A company producing china clay needs to analyse the chemical composition of the clay, and determine its properties. As part of this process they use a dilatometer, which is a device familiar to material engineers. In this case the device heats a sample of the core and measures the amount by which it expands.
This is a simple idea but requires careful thought when put into practice. There are commercial dilatometer systems available which function very well. They lack flexibility, however, when it comes to computerised acquisition of data, as well as being expensive.
The company have been thinking for several years about controlling their existing dilatometer with a computer. Biodata's Microlink 3000 system offers them distinct technical advantages. It also costs one third the amount of a proprietary system. The system is not straightforward. High accuracy measurement of temperature and displacement are required under difficult circumstances.
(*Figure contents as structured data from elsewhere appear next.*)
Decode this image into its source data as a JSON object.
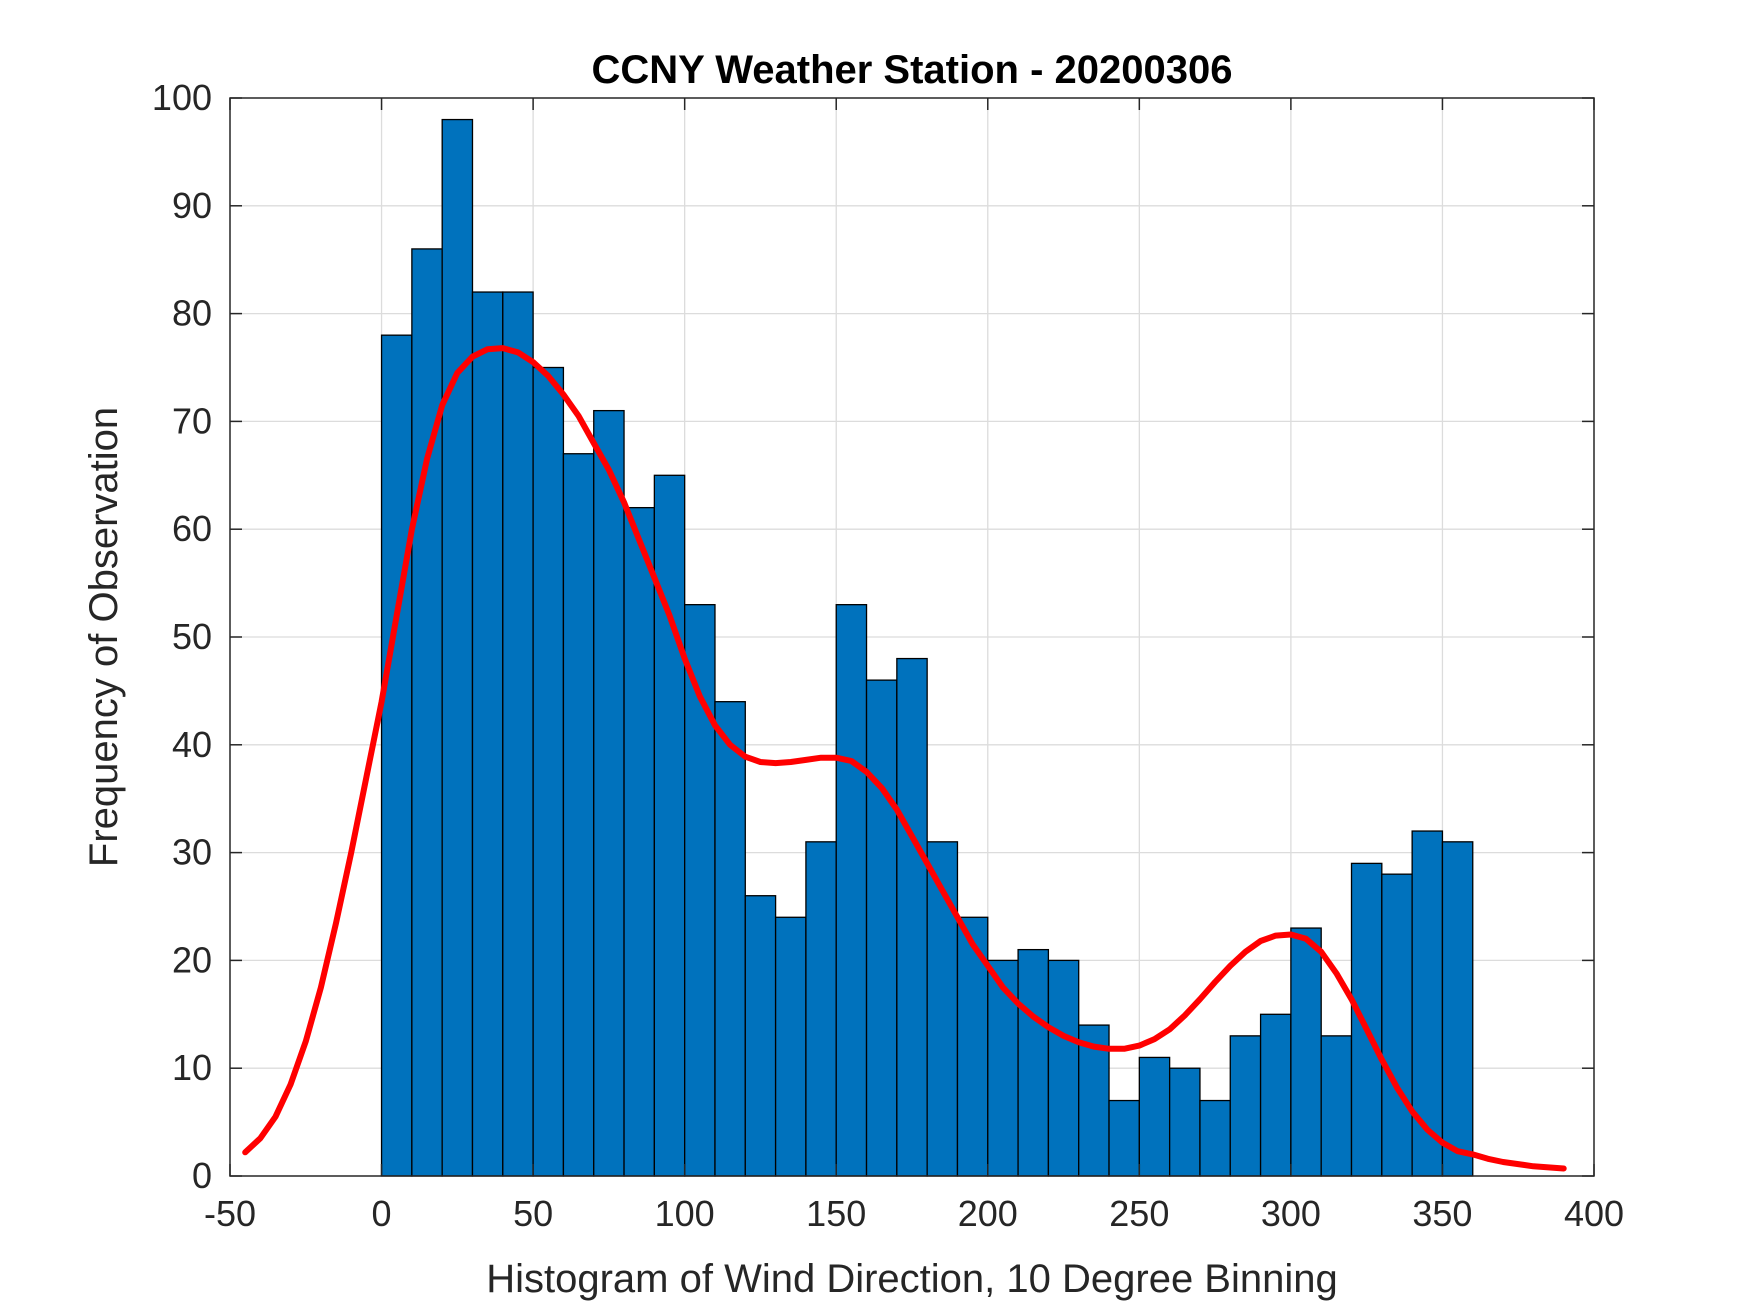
{
  "chart_data": {
    "type": "bar",
    "title": "CCNY Weather Station - 20200306",
    "xlabel": "Histogram of Wind Direction, 10 Degree Binning",
    "ylabel": "Frequency of Observation",
    "xlim": [
      -50,
      400
    ],
    "ylim": [
      0,
      100
    ],
    "xticks": [
      -50,
      0,
      50,
      100,
      150,
      200,
      250,
      300,
      350,
      400
    ],
    "yticks": [
      0,
      10,
      20,
      30,
      40,
      50,
      60,
      70,
      80,
      90,
      100
    ],
    "grid": true,
    "bin_width": 10,
    "bin_edges_start": 0,
    "values": [
      78,
      86,
      98,
      82,
      82,
      75,
      67,
      71,
      62,
      65,
      53,
      44,
      26,
      24,
      31,
      53,
      46,
      48,
      31,
      24,
      20,
      21,
      20,
      14,
      7,
      11,
      10,
      7,
      13,
      15,
      23,
      13,
      29,
      28,
      32,
      31
    ],
    "bar_color": "#0072BD",
    "fit_curve": {
      "name": "density fit",
      "color": "#FF0000",
      "x": [
        -45,
        -40,
        -35,
        -30,
        -25,
        -20,
        -15,
        -10,
        -5,
        0,
        5,
        10,
        15,
        20,
        25,
        30,
        35,
        40,
        45,
        50,
        55,
        60,
        65,
        70,
        75,
        80,
        85,
        90,
        95,
        100,
        105,
        110,
        115,
        120,
        125,
        130,
        135,
        140,
        145,
        150,
        155,
        160,
        165,
        170,
        175,
        180,
        185,
        190,
        195,
        200,
        205,
        210,
        215,
        220,
        225,
        230,
        235,
        240,
        245,
        250,
        255,
        260,
        265,
        270,
        275,
        280,
        285,
        290,
        295,
        300,
        305,
        310,
        315,
        320,
        325,
        330,
        335,
        340,
        345,
        350,
        355,
        360,
        365,
        370,
        375,
        380,
        385,
        390
      ],
      "y": [
        2.2,
        3.5,
        5.5,
        8.5,
        12.5,
        17.5,
        23.5,
        30.0,
        37.0,
        44.0,
        52.0,
        60.0,
        66.5,
        71.5,
        74.5,
        76.0,
        76.7,
        76.8,
        76.4,
        75.5,
        74.2,
        72.5,
        70.5,
        68.0,
        65.5,
        62.5,
        59.0,
        55.5,
        52.0,
        48.0,
        44.5,
        41.8,
        40.0,
        38.9,
        38.4,
        38.3,
        38.4,
        38.6,
        38.8,
        38.8,
        38.5,
        37.5,
        36.0,
        34.0,
        31.5,
        29.0,
        26.5,
        24.0,
        21.5,
        19.5,
        17.5,
        16.0,
        14.8,
        13.8,
        13.0,
        12.4,
        12.0,
        11.8,
        11.8,
        12.1,
        12.7,
        13.6,
        14.9,
        16.4,
        18.0,
        19.5,
        20.8,
        21.8,
        22.3,
        22.4,
        22.0,
        20.8,
        18.8,
        16.4,
        13.6,
        10.8,
        8.2,
        6.0,
        4.3,
        3.1,
        2.3,
        2.0,
        1.6,
        1.3,
        1.1,
        0.9,
        0.8,
        0.7
      ]
    }
  }
}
The Microlink hardware can condition a displacement transducer with a range of 2 mm, whilst allowing full control of system calibration. This is critical to the success of the system. A high resolution analogue-to-digital converter means all readings are resolved extremely accurately. The A-D converter integrates the signals, so reducing environmental noise. This is important as the heating control for the dilatometer is provided by a Phase Angle Trigger unit, notorious for radiating RF noise.
Control is vital to the application. The combination of Windmill software and the powerful Interface Management Language (running in the Microlink hardware) can handle a wide variety of digital inputs and outputs as well as three-term PID loops for control of the dilatometer heating. There's also potential for using a Windows database for the storage and retrieval of results.